I know the route and have some clear paths through the ceiling and attaic so I'm ready from that perspective.
Yes, should be fine.
Question 2: I'm wiring a 5bd two story home and I'm almost done with the cat6 and I'm ready to start with spk wire. Ive got a broom closet that leads into space under stairwell which is center to the house, so thats becoming my media closet. I want spks in six rooms between both floors (2 of 6 r bathrooms). The longest pull Ive estimated to be 75ft max. However I'm not sure what awg I need. Advice?
Quote offered the following:
- 2313 receiver (decided on a 3313)
- Not sure about brand spks yet, quote was for Niles 6.5 in most rms - I read some reviews and Niles didn't seem that great. Looking to stay <= $100 a pair.
- 12 zone Niles speaker switcher - Not sure how this ties into denon yet
- Niles volume ctrls
House:
- 5bd two story house
- 1 rm with 5.2 surround (large loft 15 x 15 x 17 with vaulted ceiling)
- 5 rms with just a pair of 6.5" (abt 10x10 rms)
- Longest spk run 75ft
Outcome:
- 7.1 or 5.2 ss in one room (loft)
- Have ability to watch/listen in two other rooms simultaneously
- Control most all audio/video functions from IPad turning on whatever video/music I want on whatever TV i want.
On the assumption that all speakers outside of the main room (loft) are for background music, 14ga wire would be fine for all runs. But you've fallen into the trap: attempting to use an AVR as the complete distributed audio solution. It's not going to work well. You can connect all the extra speakers to the Niles box and use their volume controls, that's not a problem except for the maximum volume you can get that way. The problem is with the fine print in the Denon manual regarding Zone 2 and Zone 3. These are analog only outputs. If you're playing a digital source, like your BD player via HDMI (pretty much required), you won't get any of that audio to play to Zone 2 or Zone 3. It has to come from an analog source, not HDMI or optical/coaxial. The reason is simple when you think of what you're asking the AVR to do. You're playing a digital soundtrack with 5.1 channels to the main room, but you want a 2.0 channel mixdown to go to the distributed speakers (assuming they're all stereo pairs). The AVR will decode one mix only, and will favor the 5.1 in the main room.
There are work-arounds to this, but none are exactly elegant or cheap. One is to find a source with both HDMI and analog outputs that can be set up to play 2.0 analog and 5.1 digital. Not every source device can do that. The other way is to involve HDMI matrix switching and two AVRs. You essentially split each HDMI source to two different AVRs, one for the main room, one for the distributed system set up for 2.0 channels. Lastly, you can resign yourself to limiting distributed audio to analog music only, which is probably how you'll really use it anyway. Define your music sources that way and the problems mostly go away.
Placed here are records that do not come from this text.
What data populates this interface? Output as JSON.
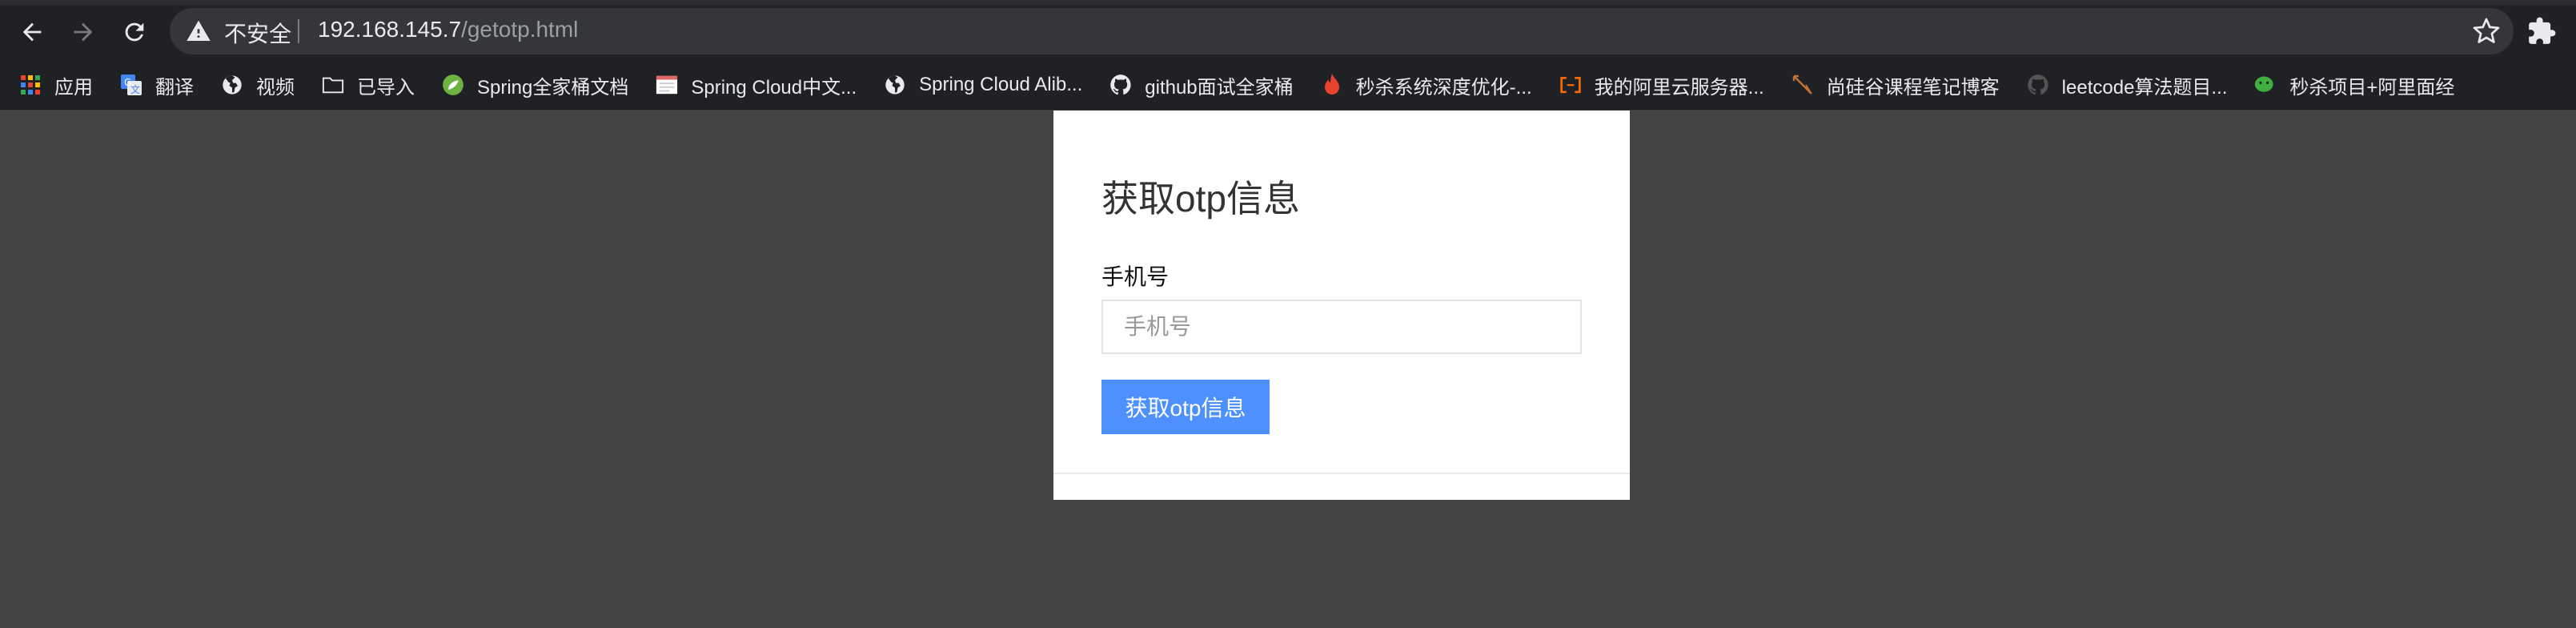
{
  "browser": {
    "security_label": "不安全",
    "url_host": "192.168.145.7",
    "url_path": "/getotp.html",
    "icons": {
      "back": "arrow-left-icon",
      "forward": "arrow-right-icon",
      "reload": "reload-icon",
      "warning": "warning-triangle-icon",
      "bookmark_star": "star-icon",
      "extensions": "puzzle-icon"
    }
  },
  "bookmarks": [
    {
      "label": "应用",
      "icon": "apps-grid-icon"
    },
    {
      "label": "翻译",
      "icon": "translate-icon"
    },
    {
      "label": "视频",
      "icon": "globe-icon"
    },
    {
      "label": "已导入",
      "icon": "folder-icon"
    },
    {
      "label": "Spring全家桶文档",
      "icon": "spring-leaf-icon"
    },
    {
      "label": "Spring Cloud中文...",
      "icon": "doc-icon"
    },
    {
      "label": "Spring Cloud Alib...",
      "icon": "globe-icon"
    },
    {
      "label": "github面试全家桶",
      "icon": "github-icon"
    },
    {
      "label": "秒杀系统深度优化-...",
      "icon": "flame-icon"
    },
    {
      "label": "我的阿里云服务器...",
      "icon": "aliyun-icon"
    },
    {
      "label": "尚硅谷课程笔记博客",
      "icon": "pen-icon"
    },
    {
      "label": "leetcode算法题目...",
      "icon": "github-icon"
    },
    {
      "label": "秒杀项目+阿里面经",
      "icon": "wechat-icon"
    }
  ],
  "page": {
    "title": "获取otp信息",
    "field_label": "手机号",
    "input_placeholder": "手机号",
    "input_value": "",
    "submit_label": "获取otp信息"
  },
  "colors": {
    "page_background": "#444444",
    "browser_chrome": "#202124",
    "omnibox": "#35363a",
    "button_primary": "#4d90fe"
  }
}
There are other distributed audio solutions besides Niles, some less expensive, many of them more expensive. When I design systems like this for clients, the first step is to get inside their heads with a long conversation to see what they're expecting, how they plan to use the system, and how important each feature is. Then I try to pull their expectations to reality, and we agree on the best system design. Cost is always a factor, most companies have a go-to system they can just have their installers drop in and wire, but they usually are not exactly what the customer wanted. A big cost factor is the exact number of zones, and if they are actual individual zones with independent source and volume controls. It makes a huge difference in cost. Being able to route any source to any zone and control that zone's volume is the most expensive solution. Limiting your sources and zones while retaining room volume control saves a ton of cash.